The Title IX Coordinator oversees MSJC’s compliance with federal and state laws that prohibit sexual harassment and provide protections for those who are involved.
Federal Law: Title IX
Title IX of the Education Amendments of 1972 is a federal civil rights law. Title IX states:
No person in the United States shall, on the basis of sex, be excluded from participation in, be denied the benefits of, or be subjected to discrimination under any education program or activity receiving Federal financial assistance.
Sexual harassment, sexual assault, dating violence, domestic violence, and stalking are all prohibited under Title IX.
For conduct to be addressed through guidelines set forth in Title IX, the following jurisdictional requirements must be met:
- Conduct took place in the United States;
- Conduct took place in a District "education program or activity," including locations, events, or circumstances over which the District exercised substantial control over both the Respondent and the context in which the harassment occurred, at on-campus and off-campus properties and buildings owned or controlled by the District or an officially recognized student organization;
- Conduct meets the definition of Title IX "sexual harassment."
See AP 3434 for the complete Title IX grievance process, including the prescribed timeline.
State Law: California SB 493
California Senate Bill 493 went into effect on January 1, 2022 and requires postsecondary institutions that receive state financial assistance to comply with requirements related to protecting students and providing procedural protections when there is a complaint of sexual harassment.

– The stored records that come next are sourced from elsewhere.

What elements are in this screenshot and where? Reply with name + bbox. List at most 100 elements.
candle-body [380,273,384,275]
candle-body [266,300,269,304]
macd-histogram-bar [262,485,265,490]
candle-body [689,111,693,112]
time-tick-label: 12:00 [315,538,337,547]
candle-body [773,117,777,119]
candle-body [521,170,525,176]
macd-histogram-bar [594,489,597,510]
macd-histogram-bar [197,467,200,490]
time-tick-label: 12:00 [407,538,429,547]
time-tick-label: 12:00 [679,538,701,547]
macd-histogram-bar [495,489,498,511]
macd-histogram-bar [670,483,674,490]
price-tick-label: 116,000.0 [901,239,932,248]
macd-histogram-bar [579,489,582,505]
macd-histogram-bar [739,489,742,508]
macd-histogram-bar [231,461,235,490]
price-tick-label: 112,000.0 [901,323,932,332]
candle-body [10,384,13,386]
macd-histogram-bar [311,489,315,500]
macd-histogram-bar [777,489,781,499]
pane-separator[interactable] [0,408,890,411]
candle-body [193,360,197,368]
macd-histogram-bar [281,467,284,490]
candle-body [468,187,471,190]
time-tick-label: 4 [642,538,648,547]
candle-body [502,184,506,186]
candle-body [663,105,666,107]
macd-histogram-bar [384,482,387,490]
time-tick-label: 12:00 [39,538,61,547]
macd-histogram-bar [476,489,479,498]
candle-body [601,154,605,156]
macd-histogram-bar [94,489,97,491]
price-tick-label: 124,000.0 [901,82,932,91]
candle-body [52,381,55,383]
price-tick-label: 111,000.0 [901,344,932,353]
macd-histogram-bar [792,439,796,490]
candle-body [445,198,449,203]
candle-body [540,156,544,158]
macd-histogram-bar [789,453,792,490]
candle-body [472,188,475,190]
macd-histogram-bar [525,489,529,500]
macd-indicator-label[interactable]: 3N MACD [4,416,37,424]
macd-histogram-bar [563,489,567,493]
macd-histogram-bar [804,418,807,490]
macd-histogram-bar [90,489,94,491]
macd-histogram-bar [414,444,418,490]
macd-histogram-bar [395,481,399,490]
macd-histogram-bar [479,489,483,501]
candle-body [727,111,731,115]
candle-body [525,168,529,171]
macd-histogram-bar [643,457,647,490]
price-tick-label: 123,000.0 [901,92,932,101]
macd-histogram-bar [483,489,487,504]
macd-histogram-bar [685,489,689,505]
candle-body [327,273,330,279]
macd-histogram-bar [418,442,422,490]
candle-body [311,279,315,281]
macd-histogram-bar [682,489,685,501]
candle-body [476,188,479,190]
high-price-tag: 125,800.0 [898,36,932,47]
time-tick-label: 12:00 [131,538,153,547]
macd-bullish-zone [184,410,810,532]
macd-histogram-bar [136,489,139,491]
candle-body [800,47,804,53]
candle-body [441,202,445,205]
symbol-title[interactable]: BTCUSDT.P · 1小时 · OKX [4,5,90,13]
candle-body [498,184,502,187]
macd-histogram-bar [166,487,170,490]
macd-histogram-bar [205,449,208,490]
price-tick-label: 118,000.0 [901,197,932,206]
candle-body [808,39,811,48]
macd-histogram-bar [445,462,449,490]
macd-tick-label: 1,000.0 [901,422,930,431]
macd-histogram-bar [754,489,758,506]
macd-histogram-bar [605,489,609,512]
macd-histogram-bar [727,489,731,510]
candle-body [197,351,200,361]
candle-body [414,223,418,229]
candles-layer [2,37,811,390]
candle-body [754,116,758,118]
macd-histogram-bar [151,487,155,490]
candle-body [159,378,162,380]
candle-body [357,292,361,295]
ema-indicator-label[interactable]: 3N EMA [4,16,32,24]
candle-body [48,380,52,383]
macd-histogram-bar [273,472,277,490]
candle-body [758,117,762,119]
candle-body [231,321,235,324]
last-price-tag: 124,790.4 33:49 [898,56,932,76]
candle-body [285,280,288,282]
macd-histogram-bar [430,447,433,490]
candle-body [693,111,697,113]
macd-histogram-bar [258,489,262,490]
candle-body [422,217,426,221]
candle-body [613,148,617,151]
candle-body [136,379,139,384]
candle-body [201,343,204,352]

See AP 3410 for the grievance process that applies when conduct does not fall under Title IX.
State Law: California SB 967
California Senate Bill 967 was enacted into law in 2014 and requires schools whose students receive financial aid to uphold an affirmative consent standard. Sometimes called the “Yes Means Yes Law,” it defines what consent is, when it is required, and the circumstances under which someone can consent to engage in sexual activity.